One girl wore a blue tank top, the other black lingerie. They both still wore “slides,” stacked bath sandals that are popular
nowadays. Most of the Jane Does had been left naked, but unlike many of the others, these two would be fairly easy for us
to identify.

“No actual I.D. on either girl,” Sampson said, without looking up from his work.

“One of them rents the apartment, though,” I told him.

He nodded. “Probably pays cash. She’s in a cash business.”

Sampson was wearing latex rubber gloves, and was bent down close to the two women.

“The killer wore gloves,” Sampson said, still without looking up at me. “Don’t seem to be fingerprints anywhere. That’s what
the techie says. First look-through. They both were shot, Alex. Single shot to the forehead.”

I was still looking around the room, collecting information, letting the details of the murder scene flow over me. I noticed
an array of hair products: Soft Sheen, Care Free Curl, styling gel, several wigs. On top of one of the wigs was a green army
garrison cap with stripes, commonly called a cunt cap among military personnel because it’s said to be effective for picking
up women, especially in the South. There was also a pager.

The girls were young and pretty.
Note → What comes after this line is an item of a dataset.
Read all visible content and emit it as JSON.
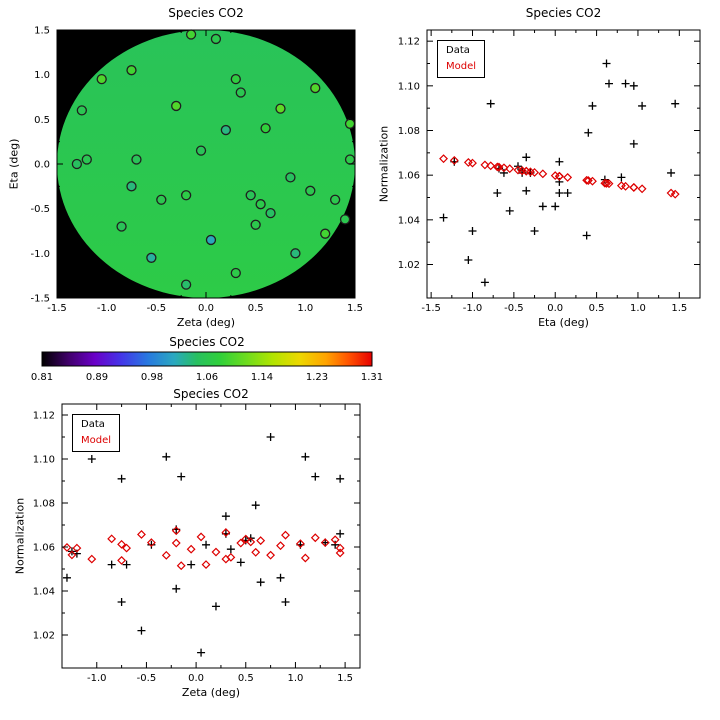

They had skinny little legs, small, bony feet, silver toe rings that looked like they’d come
from the same shop. Their discarded clothes amounted to insignificant little bundles on the bloodied hardwood floor.

In one corner of the small room, there were vestiges of brief childhoods: a Lotto game, a stuffed blue bear that was threadbare
and looked about as old as the girls themselves, a Barbie doll, a Ouija board.

“Take a good look, Alex. It gets weirder and weirder. Our Weasel is starting to freak out.”